In his view, the top players will have to learn more about the course and learn to attack it more, if they are to handle it successfully. "The thinking had to be done on the tee and the best players didn't work out the way to play the course," he claimed.
This view was roundly endorsed by John Philp, the links superintendent, who was recruited from St Andrews 14 years ago. "There is so much money in the game nowadays, that I think some of the players are losing touch with reality," he said.
"A lot of them made no preparation for the world's greatest event. They thought it would be just another venue to be ripped up with the winner finishing at 19 under par. The challenge here wasn't just to do with length. There were a lot of subtleties involved."
He explained: "You have to use the contours, the banks, the mounds and swales. You have to think about it. Asked to use a half-swing on a seven-iron shot and they're mesmerised. Usually they don't have to think too much about shaping their shots, but this is a different class.
"They're all geared up to hit shots precise distances, but they could tear up the yardage charts at Carnoustie. This was never meant to be target golf but they couldn't grasp that basic fact. They thought they could come here and rip the guts out of it. Who the hell do they think they are?

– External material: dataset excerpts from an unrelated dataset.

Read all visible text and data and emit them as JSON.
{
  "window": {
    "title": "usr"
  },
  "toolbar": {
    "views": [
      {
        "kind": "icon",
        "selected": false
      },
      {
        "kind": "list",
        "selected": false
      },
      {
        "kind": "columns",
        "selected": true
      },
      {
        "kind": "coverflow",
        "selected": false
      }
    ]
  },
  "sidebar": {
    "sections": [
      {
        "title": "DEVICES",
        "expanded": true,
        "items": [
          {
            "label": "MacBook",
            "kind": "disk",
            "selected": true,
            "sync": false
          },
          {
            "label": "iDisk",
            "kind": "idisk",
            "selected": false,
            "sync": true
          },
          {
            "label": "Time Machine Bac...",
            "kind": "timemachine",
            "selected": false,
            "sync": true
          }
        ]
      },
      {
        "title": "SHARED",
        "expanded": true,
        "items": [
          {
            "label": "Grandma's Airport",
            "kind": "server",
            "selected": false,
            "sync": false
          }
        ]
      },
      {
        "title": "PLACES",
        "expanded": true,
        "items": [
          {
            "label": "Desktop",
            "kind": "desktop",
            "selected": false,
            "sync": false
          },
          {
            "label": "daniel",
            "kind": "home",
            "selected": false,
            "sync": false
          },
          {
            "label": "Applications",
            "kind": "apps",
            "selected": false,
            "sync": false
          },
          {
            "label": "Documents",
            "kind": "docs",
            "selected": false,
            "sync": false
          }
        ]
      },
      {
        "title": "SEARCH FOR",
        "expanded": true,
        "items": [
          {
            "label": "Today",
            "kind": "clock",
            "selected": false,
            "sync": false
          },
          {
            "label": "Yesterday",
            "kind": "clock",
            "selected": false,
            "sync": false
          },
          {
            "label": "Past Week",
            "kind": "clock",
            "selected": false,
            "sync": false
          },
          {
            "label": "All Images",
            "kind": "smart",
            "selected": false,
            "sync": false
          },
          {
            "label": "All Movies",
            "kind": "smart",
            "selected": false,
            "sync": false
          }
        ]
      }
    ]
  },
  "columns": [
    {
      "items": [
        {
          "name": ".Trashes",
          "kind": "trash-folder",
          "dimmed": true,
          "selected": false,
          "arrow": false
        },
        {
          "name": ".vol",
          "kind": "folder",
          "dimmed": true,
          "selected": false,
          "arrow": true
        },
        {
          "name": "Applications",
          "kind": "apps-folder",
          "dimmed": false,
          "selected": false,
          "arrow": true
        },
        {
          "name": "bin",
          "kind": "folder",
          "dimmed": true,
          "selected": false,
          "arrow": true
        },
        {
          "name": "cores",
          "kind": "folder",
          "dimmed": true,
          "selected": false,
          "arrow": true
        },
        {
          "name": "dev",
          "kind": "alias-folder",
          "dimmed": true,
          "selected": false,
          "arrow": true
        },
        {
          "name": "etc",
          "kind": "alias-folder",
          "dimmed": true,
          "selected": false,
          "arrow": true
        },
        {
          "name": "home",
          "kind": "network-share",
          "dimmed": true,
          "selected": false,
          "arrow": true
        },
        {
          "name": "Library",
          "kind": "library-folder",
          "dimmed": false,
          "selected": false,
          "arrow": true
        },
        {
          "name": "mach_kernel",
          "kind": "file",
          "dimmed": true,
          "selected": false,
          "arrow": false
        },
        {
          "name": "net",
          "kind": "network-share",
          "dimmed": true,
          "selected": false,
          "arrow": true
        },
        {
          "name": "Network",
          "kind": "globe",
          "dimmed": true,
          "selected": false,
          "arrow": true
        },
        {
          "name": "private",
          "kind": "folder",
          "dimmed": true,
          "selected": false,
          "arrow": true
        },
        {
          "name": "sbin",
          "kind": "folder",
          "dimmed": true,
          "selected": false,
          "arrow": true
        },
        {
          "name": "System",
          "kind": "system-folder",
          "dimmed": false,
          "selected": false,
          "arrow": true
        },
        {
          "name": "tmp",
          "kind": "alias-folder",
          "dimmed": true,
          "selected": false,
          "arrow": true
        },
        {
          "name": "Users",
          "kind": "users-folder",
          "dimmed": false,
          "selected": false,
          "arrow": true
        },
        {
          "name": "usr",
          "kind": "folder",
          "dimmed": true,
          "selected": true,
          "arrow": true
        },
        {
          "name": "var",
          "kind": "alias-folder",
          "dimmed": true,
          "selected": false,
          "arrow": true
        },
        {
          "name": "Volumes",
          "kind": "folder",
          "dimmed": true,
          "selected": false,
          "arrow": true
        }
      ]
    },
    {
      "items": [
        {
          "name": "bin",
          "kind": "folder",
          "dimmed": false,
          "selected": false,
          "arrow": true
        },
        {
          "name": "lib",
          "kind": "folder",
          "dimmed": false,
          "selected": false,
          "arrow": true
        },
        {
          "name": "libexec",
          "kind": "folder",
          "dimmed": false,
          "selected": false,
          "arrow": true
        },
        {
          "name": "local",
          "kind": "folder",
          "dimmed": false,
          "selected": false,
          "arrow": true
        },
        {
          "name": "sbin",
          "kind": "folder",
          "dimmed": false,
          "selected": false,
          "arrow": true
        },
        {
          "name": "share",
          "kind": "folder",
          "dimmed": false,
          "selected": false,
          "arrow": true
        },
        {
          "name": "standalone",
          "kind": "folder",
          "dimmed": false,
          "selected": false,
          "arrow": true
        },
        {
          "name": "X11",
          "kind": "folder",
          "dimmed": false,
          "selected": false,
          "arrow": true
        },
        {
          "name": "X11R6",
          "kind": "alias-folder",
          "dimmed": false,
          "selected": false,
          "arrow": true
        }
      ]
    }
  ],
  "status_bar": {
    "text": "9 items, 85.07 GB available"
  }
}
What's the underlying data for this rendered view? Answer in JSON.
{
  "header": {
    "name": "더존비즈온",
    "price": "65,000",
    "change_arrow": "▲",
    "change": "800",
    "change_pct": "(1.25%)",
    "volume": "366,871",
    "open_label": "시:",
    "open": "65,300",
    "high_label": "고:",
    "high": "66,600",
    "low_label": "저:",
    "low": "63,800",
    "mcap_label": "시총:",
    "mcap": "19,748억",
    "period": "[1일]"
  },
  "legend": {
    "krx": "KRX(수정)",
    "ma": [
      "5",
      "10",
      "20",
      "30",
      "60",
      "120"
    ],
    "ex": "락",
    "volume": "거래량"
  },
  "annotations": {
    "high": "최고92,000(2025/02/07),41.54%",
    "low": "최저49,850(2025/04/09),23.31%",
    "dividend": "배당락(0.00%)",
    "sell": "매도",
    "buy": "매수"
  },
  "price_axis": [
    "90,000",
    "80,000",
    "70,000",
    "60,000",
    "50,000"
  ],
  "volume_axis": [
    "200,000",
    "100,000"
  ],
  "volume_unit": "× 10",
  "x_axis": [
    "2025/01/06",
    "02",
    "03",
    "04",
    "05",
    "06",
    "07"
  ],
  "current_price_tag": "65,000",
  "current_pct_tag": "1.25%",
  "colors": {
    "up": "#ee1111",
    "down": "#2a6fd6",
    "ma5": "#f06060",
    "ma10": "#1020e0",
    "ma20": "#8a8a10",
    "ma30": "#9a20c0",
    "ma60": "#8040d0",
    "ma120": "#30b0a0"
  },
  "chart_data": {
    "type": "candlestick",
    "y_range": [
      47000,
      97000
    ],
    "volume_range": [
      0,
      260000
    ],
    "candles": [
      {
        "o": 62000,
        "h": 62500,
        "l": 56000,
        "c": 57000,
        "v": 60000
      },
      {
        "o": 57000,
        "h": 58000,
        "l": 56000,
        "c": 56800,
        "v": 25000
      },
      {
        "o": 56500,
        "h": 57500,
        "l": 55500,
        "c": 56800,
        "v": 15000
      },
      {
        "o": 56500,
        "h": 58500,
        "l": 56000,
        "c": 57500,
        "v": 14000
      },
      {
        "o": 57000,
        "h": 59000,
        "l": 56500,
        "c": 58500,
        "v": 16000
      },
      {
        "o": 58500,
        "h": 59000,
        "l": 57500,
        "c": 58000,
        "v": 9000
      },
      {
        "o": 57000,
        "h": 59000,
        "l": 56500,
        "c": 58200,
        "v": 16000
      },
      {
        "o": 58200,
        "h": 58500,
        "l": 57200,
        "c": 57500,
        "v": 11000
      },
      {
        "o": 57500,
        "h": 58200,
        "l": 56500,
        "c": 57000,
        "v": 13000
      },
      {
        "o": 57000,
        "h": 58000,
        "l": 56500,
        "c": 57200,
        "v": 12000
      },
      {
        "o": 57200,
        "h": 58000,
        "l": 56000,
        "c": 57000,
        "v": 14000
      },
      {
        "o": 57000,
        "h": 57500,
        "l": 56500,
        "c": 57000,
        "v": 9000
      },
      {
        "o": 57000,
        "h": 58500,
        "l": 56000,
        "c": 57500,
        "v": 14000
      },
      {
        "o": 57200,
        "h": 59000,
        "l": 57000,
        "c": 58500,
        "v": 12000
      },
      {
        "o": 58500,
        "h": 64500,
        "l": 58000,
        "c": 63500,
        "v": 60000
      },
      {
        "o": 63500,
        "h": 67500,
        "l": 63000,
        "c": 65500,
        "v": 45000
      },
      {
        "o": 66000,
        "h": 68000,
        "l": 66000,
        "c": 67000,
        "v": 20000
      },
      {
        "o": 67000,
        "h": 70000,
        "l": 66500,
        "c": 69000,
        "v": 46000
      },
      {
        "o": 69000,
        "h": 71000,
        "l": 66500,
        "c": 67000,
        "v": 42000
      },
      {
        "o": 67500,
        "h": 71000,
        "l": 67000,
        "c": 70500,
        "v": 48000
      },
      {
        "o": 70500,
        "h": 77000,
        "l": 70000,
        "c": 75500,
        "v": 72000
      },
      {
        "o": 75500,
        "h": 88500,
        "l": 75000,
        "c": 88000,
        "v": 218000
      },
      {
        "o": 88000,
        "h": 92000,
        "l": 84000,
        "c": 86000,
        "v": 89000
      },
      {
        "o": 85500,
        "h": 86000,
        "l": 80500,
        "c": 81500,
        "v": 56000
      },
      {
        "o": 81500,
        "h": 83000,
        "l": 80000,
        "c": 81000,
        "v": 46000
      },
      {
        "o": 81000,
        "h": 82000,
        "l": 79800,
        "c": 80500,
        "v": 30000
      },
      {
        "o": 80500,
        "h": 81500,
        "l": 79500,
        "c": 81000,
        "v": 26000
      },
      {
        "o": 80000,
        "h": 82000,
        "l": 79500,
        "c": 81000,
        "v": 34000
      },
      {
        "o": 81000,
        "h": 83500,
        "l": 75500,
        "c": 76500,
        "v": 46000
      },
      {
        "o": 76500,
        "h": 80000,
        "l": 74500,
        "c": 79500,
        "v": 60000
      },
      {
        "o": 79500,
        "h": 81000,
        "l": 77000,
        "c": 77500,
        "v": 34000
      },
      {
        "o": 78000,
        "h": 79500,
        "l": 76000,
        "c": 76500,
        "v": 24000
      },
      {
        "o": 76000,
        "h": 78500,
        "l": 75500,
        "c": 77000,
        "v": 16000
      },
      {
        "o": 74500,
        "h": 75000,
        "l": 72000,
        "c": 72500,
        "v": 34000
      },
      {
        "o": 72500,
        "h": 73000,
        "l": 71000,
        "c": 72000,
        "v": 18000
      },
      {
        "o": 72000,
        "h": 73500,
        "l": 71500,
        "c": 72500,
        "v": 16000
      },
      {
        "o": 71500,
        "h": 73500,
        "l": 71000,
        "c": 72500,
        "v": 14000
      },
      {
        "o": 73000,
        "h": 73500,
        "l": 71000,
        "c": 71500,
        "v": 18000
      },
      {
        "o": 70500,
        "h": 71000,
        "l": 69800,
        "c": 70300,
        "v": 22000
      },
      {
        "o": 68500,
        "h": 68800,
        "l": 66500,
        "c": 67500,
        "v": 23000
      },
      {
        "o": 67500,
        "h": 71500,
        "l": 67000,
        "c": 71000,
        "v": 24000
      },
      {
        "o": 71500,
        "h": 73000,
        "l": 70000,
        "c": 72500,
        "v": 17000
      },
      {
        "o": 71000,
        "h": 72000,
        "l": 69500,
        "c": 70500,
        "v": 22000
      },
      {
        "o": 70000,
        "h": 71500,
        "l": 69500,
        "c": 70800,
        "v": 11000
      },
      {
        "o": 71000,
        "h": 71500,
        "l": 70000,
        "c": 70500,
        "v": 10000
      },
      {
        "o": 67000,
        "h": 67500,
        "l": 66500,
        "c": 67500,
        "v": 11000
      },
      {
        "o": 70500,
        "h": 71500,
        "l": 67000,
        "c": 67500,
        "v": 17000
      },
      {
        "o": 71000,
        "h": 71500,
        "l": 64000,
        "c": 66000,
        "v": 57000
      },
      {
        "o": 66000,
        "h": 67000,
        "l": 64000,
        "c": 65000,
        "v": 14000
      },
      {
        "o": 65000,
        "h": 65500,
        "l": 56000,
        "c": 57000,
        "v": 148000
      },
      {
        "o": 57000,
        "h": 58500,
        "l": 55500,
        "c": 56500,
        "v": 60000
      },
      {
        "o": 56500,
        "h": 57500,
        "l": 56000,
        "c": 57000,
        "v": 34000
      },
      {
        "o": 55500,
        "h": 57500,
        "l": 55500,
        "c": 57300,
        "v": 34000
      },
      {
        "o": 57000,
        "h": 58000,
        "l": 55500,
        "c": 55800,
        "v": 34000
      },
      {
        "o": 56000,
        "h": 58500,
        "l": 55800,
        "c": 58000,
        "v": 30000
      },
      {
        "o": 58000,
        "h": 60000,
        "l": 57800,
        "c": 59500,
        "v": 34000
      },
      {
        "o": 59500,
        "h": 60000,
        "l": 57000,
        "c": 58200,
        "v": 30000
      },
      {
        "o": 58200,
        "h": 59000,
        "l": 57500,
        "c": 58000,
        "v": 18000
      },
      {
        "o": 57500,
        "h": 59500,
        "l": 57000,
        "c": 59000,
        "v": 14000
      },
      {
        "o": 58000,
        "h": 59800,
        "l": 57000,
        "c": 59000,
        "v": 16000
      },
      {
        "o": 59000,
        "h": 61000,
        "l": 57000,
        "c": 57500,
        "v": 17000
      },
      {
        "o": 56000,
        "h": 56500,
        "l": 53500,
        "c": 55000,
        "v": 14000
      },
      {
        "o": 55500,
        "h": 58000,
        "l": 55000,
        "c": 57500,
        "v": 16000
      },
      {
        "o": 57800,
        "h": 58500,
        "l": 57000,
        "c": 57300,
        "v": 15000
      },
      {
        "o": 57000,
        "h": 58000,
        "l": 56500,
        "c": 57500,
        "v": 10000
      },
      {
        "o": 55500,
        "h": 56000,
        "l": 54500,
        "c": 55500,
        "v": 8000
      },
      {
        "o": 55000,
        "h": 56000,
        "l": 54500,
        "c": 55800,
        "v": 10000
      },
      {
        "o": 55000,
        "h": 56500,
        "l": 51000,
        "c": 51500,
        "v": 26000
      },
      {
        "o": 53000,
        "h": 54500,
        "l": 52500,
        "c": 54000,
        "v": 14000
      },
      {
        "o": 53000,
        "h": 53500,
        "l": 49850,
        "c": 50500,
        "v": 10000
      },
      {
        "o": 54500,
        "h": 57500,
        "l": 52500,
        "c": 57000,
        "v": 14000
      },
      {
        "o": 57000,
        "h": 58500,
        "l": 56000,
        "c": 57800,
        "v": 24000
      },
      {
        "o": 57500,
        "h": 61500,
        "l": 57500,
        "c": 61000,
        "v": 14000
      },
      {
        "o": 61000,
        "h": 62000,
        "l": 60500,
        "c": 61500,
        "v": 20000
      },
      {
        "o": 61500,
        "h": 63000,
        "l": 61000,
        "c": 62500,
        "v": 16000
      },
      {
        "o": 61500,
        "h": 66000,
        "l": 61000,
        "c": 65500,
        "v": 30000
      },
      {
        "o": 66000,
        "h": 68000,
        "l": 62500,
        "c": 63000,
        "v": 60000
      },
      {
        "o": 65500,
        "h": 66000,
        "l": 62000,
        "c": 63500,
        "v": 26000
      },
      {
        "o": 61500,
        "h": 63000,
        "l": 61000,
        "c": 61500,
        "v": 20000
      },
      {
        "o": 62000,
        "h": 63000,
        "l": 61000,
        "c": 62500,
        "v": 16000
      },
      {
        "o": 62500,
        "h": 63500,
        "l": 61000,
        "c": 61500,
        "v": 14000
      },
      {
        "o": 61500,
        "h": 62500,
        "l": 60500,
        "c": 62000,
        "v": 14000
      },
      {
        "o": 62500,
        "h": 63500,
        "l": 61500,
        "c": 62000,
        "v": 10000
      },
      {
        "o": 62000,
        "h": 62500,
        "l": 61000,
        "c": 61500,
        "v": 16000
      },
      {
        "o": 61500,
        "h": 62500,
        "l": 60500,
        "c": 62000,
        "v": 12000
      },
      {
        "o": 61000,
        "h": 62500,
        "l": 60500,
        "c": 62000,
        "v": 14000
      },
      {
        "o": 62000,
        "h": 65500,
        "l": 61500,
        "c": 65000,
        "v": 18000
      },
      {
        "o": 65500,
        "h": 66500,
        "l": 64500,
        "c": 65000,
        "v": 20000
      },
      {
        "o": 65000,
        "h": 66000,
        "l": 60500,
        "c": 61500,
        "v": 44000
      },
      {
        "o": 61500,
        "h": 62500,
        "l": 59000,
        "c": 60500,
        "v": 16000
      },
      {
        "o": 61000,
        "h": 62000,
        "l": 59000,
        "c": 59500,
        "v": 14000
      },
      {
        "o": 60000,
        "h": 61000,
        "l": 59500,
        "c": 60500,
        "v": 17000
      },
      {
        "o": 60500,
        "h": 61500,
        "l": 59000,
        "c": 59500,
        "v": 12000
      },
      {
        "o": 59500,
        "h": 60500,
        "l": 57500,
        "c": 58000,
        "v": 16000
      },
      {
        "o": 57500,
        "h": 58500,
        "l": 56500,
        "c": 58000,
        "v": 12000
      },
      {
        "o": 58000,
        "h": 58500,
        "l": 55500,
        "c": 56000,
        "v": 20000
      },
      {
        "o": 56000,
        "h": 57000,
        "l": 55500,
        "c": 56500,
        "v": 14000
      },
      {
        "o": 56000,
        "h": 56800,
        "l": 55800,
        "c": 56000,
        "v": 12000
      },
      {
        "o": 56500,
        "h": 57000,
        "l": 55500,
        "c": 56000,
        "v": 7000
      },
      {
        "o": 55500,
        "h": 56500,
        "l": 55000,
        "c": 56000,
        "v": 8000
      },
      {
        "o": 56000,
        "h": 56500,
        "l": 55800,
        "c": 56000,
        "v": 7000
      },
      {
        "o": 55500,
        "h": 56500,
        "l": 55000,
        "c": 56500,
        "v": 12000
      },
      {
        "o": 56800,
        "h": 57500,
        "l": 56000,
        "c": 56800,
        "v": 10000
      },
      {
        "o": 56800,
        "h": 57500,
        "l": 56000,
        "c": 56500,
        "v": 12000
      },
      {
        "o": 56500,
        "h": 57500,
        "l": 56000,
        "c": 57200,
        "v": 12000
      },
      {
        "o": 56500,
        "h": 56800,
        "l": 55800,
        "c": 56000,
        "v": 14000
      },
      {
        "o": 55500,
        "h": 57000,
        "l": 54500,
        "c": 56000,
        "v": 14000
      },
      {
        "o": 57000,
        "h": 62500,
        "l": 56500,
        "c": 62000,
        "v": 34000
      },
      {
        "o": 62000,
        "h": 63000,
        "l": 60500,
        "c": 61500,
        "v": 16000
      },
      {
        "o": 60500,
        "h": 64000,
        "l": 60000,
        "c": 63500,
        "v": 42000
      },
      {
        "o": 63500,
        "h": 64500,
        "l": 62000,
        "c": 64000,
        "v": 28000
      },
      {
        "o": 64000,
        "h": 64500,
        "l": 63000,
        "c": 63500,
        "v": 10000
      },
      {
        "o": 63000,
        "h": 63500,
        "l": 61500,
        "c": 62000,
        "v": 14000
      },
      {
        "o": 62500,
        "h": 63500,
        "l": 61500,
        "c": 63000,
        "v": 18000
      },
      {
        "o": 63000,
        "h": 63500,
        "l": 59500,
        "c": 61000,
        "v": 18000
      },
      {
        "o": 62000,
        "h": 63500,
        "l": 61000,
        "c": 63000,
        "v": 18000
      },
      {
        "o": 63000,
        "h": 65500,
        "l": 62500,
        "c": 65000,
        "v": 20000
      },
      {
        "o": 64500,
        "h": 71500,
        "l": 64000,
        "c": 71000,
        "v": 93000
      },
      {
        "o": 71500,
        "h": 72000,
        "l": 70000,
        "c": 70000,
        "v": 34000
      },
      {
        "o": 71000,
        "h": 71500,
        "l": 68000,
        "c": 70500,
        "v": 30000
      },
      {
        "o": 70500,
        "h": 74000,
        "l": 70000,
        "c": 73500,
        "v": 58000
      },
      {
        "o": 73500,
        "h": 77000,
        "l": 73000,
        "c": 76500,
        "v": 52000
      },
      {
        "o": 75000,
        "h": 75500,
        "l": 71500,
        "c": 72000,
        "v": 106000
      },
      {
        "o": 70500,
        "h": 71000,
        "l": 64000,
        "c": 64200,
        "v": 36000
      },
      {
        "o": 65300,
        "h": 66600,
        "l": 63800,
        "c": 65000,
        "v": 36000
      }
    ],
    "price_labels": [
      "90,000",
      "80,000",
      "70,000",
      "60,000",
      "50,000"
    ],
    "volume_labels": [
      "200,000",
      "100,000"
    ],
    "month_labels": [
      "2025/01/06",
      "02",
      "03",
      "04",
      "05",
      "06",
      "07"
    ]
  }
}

"One player told me this was the toughest course on the planet, but the man who got aggressive with five or six of the holes would win. Christ, they were playing for £350,000 and you should be made earn that sort of money." Though it is clear that players over-reacted to the difficulty of the set-up, it is equally clear that the fairways were too tight, given the windy conditions over the four days. Yet, while professionals protested that the driver was being taken out of their hands, what they really meant was that it was not prudent to smash the ball 280 yards with abandon.
Sir Michael Bonallack, who retires as secretary of the Royal and Ancient Club which runs the championship, added: "Tiger Woods used irons on most tees and lost his advantage."
Fiercest criticisms were for the denseness of the rough so close to the fairways, but both Bonallack and Campbell denied this was aided by the use of fertilisers. Rather was it caused naturally by an unusually wet and hot period in the six weeks leading up to the event, they claimed.
"There are two options on setting up a course," said Campbell. "One is by lengthening it and we decided that would be ridiculous with Carnoustie (at 7,361 yards it was already the longest ever used) and so we used bunkering and doglegs to narrow it." Then he added: "The one thing I would change is the landing area of the second shot at the par-five sixth," (It measured less than 12 yards across).
Campbell saw no poor reflection on the championship in the fact that Lawrie, ranked 159th in the world, took a title which was heading for world number 152 Jean Van de Velde until he triple-bogeyed the last hole in farcical circumstances.
"Paul Lawrie knew about Carnoustie and that must have been a help, while the one guy who handled the rough best was Van de Velde," said the R and A official. "Each time he went in he just knocked out sideways.
"The week was sprinkled by the kind of disaster experienced by Craig Parry at the 12th (another triple-bogey seven at a time when he was leading) and the people who worked it out were those who got into the play-off.
"This Open has been a tremendous success. We coped comfortably with 35,000 people a day and the week had triumph, tragedy, romance, anger, drama, farce, pathos and controversy. It follows the Open around. The criticisms have been a matter of opinion."
As the R and A attitude indicates, Campbell does not expect any problem in attracting every leading player back. Next year's Millennium Open is at St Andrews and conditions could hardly be more different there. "If you challenge a good player and he is not successful, then he will come back," he said. "Golf is like that."